Mario Cresci nel 2013 realizza Segnimigranti, un intervento sulla spiaggia di Giardini Naxos (Taormina). Traccia segni con tempera bianca su blocchi di lava nera, a indicare con un gesto i corpi dei moltissimi migranti morti nelle acque del Mediterraneo. Poi li fotografa e li filma. I segni a forma di ‘V’ sembrano elementi di un’antica scrittura ma anche uccelli in volo, o schiacciati a terra, o anche pensieri che hanno preso forma grafica, lì, a pochi passi dal mare.
Nel 2016 Francesco Radino produce un’ampia serie di fotografie a Lesbos, dolce isola coperta di ulivi abitata da un popolo di frontiera, un avamposto d’Europa a poche miglia dalla costa turca. Il grande mare azzurro nasconde corpi nei suoi fondali, sulla collina si accumulano i resti colorati di un esodo senza precedenti di esseri umani che bussano in massa alla nostra porta. Segni di gravi accadimenti sono ovunque, in dialogo però con la natura che dona a tutto una dimensione assoluta.

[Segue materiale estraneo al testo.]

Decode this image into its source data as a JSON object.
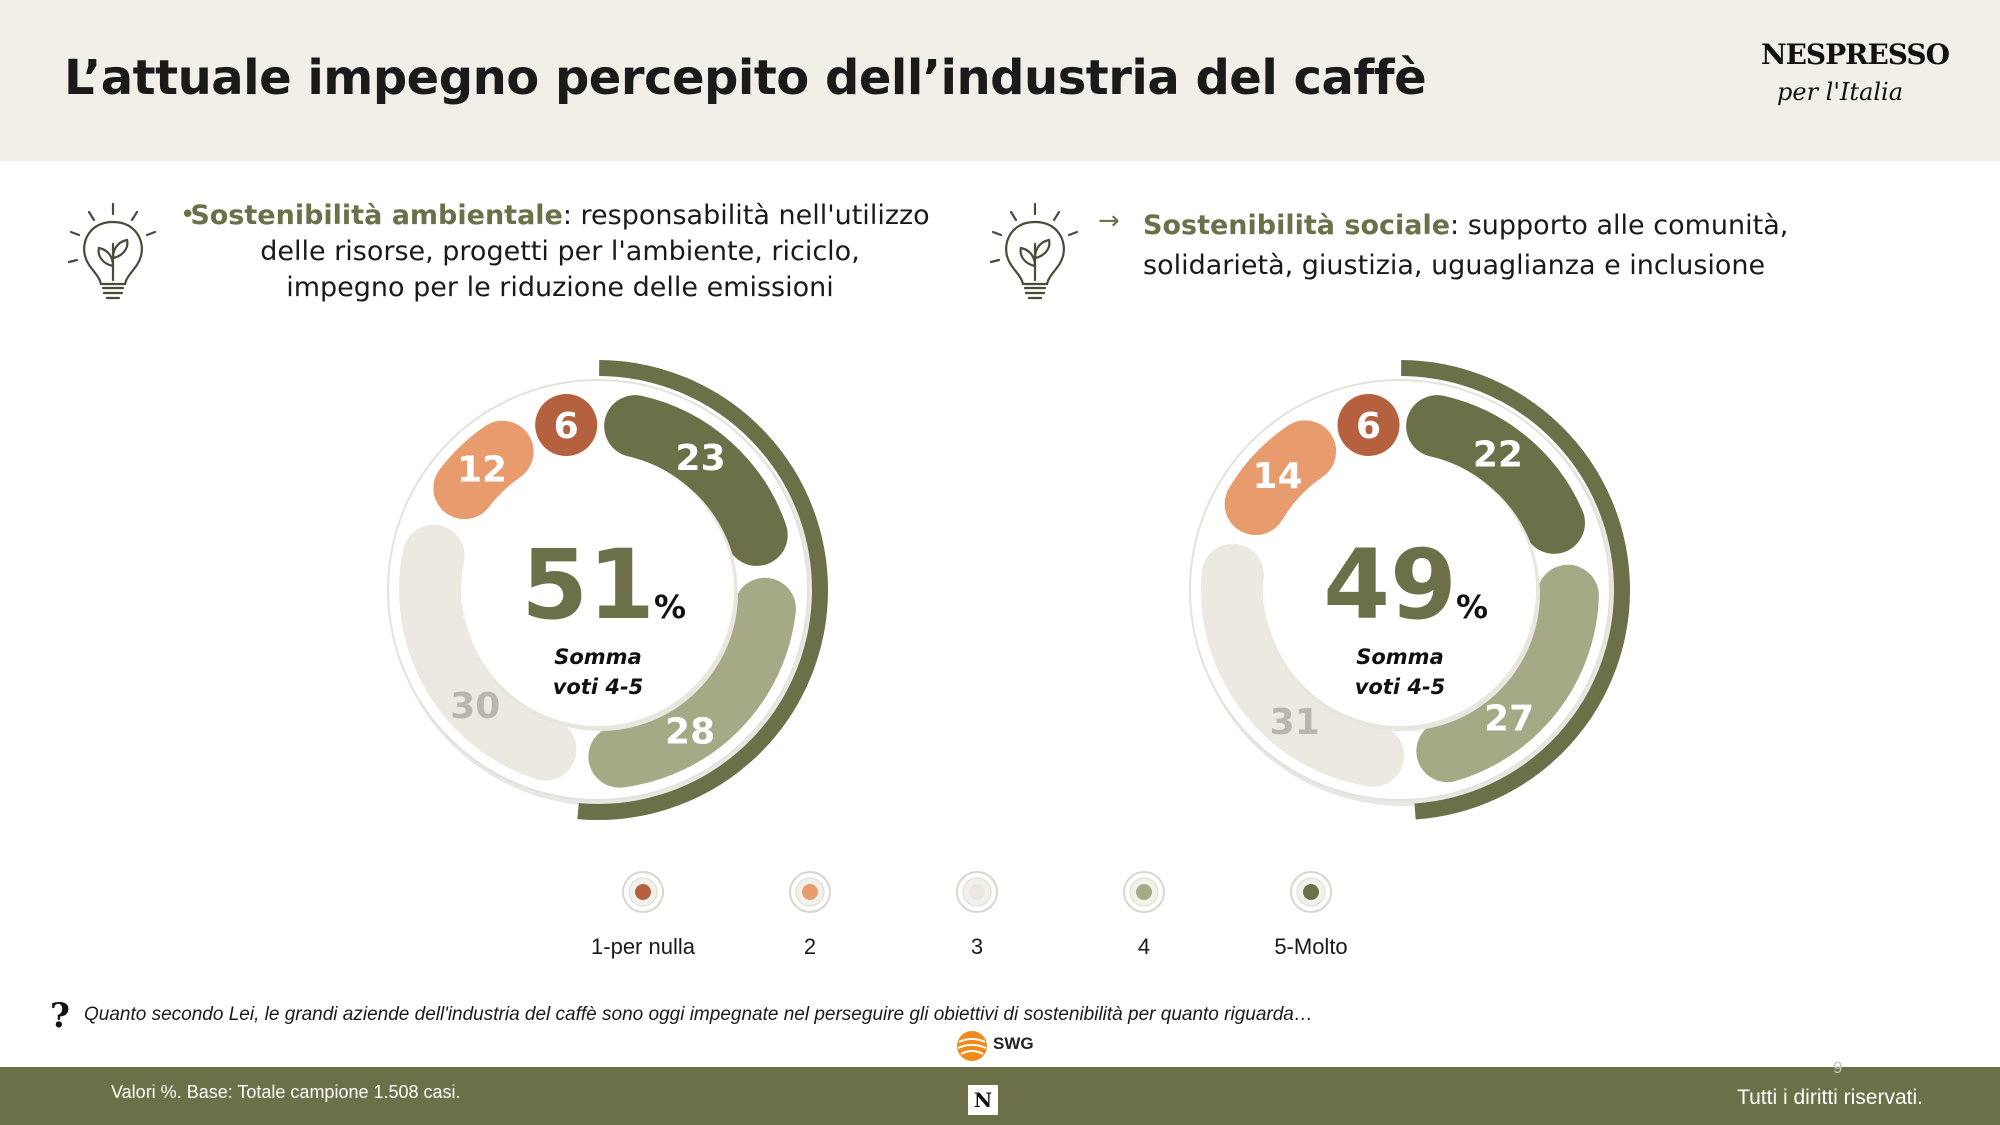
{
  "header": {
    "title": "L’attuale impegno percepito dell’industria del caffè",
    "logo_word": "NESPRESSO",
    "logo_tagline": "per l'Italia"
  },
  "sections": [
    {
      "marker": "•",
      "keyword": "Sostenibilità ambientale",
      "lines": [
        ": responsabilità nell'utilizzo",
        "delle risorse, progetti per l'ambiente, riciclo,",
        "impegno per le riduzione delle emissioni"
      ]
    },
    {
      "marker": "→",
      "keyword": "Sostenibilità sociale",
      "lines": [
        ": supporto alle comunità,",
        "solidarietà, giustizia, uguaglianza e inclusione"
      ]
    }
  ],
  "colors": {
    "v1": "#b5603f",
    "v2": "#e89c6d",
    "v3": "#ebe9e1",
    "v4": "#a5a985",
    "v5": "#6b7048",
    "accent": "#6b7048",
    "big_number": "#6b7048"
  },
  "chart_data": [
    {
      "type": "donut",
      "slices": [
        {
          "category": "1-per nulla",
          "value": 6
        },
        {
          "category": "2",
          "value": 12
        },
        {
          "category": "3",
          "value": 30
        },
        {
          "category": "4",
          "value": 28
        },
        {
          "category": "5-Molto",
          "value": 23
        }
      ],
      "center_value": "51",
      "center_unit": "%",
      "center_label_lines": [
        "Somma",
        "voti 4-5"
      ]
    },
    {
      "type": "donut",
      "slices": [
        {
          "category": "1-per nulla",
          "value": 6
        },
        {
          "category": "2",
          "value": 14
        },
        {
          "category": "3",
          "value": 31
        },
        {
          "category": "4",
          "value": 27
        },
        {
          "category": "5-Molto",
          "value": 22
        }
      ],
      "center_value": "49",
      "center_unit": "%",
      "center_label_lines": [
        "Somma",
        "voti 4-5"
      ]
    }
  ],
  "legend": [
    {
      "label": "1-per nulla",
      "color": "#b5603f"
    },
    {
      "label": "2",
      "color": "#e89c6d"
    },
    {
      "label": "3",
      "color": "#ebe9e1"
    },
    {
      "label": "4",
      "color": "#a5a985"
    },
    {
      "label": "5-Molto",
      "color": "#6b7048"
    }
  ],
  "question": {
    "mark": "?",
    "text": "Quanto secondo Lei, le grandi aziende dell'industria del caffè sono oggi impegnate nel perseguire gli obiettivi di sostenibilità per quanto riguarda…"
  },
  "source_logo": "SWG",
  "footer": {
    "note": "Valori %. Base: Totale campione 1.508 casi.",
    "rights": "Tutti i diritti riservati.",
    "page_number": "9",
    "n_logo": "N"
  }
}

Claudio Beorchia individua nella coperta isotermica, dorata da un lato e argentata dall’altro, un materiale evocativo che ha la forza di diventare un potente simbolo dei nostri tempi, e con esso realizza varie opere. Questo presidio medicale protegge i migranti, rendendo improvvisamente e magicamente regali i loro corpi a rischio di morte. Con Stato di emergenza, del 2016, l’artista trasforma la coperta isotermica in una inedita bandiera, invitando i sindaci di molte città a esporla, e raccogliendo consensi.
Agnese Purgatorio, da anni impegnata a lavorare sui temi della lontananza, del viaggio, sia volontario sia provocato dagli eventi della storia, pensa a persone in fuga nel bosco, luogo delle favole ma anche luogo dove realmente i migranti spesso trovano temporaneo rifugio, e in This Side of Paradise, del 2016-2017, ricrea scene immaginarie fortemente simboliche, non prive di un’antica teatralità e ritualità. Non il racconto della ‘vera’ realtà dunque, ma la ricostruzione artistica della scena, ci conduce a osservare e a pensare.